Megawati bersedia turun takhta demi Jokowi.
Karena itu pula Megawati berurai air mata ketika Jokowi menjadi juara dalam hitung cepat dan tersenyum simpul ketika KPU menetapkannya sebagai pemenang.
Kedua, kisah perjalanan hidup Prabowo, yang begitu kembali ke kancah politik dengan kendaraan Partai Gerindra pada 2009 langsung membetot perhatian Megawati, sehingga didapuk menjadi calon wakil presidennya.
Track record Prabowo, yang sebelumnya begitu hitam di mata reformasi, meski kalah, sirna ketika itu.
Hal ini berlanjut dengan aksi-aksi Prabowo dalam mengalang dukungan sebagai capres pada 2014 dengan Rumah Polonia sebagai sentrumnya.
Kemudian ditutup dengan gayanya menunggang kuda dengan keris di perut dan bendera Garuda Merah di Gelora Bung Karno.
Jika dua momen itu dibuat menjadi diorama, betapa menggentarkan.
Seorang Megawati menghantar dua pria perkasa untuk bertarung dalam pilpres 2014.
Keduanya adalah sosok temuannya sendiri dalam panggung politik Indonesia.
Ketiga, yang perlu dimuseumkan secara serius adalah penggalangan kampanye hitam yang telah membongkar isi perut dan kepala orang-orang Indonesia.
Puncaknya adalah penerbitan tabloid Obor Rakyat dan selebaran jenis lainnya dengan kandungan yang sama.

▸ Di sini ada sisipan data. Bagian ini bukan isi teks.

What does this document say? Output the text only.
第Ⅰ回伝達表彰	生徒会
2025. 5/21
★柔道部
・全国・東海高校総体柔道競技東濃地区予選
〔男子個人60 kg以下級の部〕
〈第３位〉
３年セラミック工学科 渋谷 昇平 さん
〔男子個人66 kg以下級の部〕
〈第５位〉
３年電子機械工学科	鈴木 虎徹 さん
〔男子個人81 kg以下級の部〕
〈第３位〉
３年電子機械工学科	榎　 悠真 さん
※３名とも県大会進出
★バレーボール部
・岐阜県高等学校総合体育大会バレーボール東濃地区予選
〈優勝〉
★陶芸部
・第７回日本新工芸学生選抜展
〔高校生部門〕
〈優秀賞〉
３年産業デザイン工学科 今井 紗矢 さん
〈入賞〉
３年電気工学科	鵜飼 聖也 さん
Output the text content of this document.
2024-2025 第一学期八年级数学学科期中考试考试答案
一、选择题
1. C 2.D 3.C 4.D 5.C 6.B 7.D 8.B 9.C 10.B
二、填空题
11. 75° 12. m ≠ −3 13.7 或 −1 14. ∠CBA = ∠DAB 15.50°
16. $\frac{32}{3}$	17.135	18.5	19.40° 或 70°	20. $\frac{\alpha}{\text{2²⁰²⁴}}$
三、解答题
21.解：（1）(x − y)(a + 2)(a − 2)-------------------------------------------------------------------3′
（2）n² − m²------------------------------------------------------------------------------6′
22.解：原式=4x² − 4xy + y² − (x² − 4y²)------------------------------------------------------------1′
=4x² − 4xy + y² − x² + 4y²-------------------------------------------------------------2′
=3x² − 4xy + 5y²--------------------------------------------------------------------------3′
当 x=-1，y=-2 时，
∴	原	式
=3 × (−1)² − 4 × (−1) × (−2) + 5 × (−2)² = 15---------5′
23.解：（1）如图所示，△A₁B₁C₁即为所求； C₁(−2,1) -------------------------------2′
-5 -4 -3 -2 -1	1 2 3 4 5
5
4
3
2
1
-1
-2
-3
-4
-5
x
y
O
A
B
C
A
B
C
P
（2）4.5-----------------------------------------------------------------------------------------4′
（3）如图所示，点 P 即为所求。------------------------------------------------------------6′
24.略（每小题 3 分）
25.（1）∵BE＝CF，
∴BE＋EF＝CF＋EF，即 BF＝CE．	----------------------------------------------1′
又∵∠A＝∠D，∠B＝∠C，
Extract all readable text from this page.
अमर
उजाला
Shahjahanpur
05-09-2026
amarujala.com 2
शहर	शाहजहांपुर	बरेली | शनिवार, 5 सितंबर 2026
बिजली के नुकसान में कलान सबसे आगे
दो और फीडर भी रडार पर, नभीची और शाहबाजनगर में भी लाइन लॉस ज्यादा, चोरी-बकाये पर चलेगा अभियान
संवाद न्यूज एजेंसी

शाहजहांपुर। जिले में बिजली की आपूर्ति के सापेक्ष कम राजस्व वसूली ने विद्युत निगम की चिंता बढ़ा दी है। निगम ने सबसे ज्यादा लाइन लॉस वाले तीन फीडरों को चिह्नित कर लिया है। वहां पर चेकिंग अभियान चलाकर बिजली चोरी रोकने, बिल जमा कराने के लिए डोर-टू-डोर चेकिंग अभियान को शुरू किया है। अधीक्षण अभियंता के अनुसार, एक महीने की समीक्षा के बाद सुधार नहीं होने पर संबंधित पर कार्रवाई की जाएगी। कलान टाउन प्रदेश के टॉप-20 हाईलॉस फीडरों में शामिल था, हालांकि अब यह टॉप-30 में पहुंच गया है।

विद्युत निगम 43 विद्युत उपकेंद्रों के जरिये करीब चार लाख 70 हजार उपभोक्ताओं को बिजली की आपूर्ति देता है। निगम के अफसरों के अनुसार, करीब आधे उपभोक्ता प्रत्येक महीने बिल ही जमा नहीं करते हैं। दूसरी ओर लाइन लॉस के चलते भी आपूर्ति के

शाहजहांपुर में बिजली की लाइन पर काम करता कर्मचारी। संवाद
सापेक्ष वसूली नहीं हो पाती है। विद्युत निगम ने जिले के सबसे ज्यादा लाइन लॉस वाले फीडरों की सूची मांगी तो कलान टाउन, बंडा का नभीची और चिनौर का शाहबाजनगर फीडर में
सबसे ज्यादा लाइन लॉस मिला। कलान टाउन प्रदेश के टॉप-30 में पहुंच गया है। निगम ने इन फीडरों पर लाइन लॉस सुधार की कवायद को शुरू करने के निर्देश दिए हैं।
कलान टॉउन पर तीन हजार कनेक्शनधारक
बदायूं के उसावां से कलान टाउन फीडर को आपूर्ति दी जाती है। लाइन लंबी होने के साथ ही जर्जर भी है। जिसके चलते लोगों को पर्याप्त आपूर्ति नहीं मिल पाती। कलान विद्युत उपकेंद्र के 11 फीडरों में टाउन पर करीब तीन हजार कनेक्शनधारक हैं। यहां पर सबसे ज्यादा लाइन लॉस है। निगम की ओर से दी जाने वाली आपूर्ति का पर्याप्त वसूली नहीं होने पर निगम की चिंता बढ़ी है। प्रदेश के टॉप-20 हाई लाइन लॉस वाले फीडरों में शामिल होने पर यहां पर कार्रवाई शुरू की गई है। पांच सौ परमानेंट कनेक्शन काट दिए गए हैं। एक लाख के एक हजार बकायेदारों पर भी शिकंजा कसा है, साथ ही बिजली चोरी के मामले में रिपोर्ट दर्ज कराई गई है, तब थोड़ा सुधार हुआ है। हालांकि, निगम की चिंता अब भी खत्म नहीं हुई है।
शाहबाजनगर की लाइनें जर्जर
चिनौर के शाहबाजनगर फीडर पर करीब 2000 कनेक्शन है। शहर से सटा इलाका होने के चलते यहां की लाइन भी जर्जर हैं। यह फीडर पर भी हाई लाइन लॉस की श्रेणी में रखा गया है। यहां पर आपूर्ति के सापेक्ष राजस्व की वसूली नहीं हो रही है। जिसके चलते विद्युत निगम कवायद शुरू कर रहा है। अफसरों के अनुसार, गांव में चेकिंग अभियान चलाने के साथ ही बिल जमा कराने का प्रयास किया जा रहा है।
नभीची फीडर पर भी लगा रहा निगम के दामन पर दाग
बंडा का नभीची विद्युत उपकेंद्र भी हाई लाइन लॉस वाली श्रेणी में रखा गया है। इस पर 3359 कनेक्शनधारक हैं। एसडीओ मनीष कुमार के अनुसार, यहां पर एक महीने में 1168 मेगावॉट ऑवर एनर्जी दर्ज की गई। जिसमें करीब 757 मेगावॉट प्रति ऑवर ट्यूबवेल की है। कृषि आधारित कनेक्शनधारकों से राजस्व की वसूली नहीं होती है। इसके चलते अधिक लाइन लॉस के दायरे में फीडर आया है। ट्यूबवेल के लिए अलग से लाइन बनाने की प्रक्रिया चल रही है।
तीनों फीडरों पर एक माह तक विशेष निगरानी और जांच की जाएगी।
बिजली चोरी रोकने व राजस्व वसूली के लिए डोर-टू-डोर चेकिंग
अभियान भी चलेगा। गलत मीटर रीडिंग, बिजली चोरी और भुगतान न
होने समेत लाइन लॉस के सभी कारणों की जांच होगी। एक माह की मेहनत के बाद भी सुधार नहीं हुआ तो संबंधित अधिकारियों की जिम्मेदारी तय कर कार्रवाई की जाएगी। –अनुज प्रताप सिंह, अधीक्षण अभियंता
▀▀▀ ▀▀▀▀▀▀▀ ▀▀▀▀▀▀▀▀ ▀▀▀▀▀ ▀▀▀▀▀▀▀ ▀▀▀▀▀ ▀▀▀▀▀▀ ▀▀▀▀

Tabloid Obor Rakyat menunjukkan betapa hina-dinanya nafsu kuasa yang dimiliki oleh sebagian rakyat Indonesia.
Ia harus menjadi pembelajaran bagi siapa pun.
Mengutak-atik masalah keyakinan, keturunan, asal-usul, dan ras seseorang dalam pacuan politik bukanlah hal yang wajar, melainkan mengkhianati konstitusi negeri ini.
Keempat, munculnya fenomena “Organisasi Tanpa Bentuk” (OTB) yang disebut sebagai relawan.
Relawan Dua Jari itu mesti menjadi diorama yang menarik.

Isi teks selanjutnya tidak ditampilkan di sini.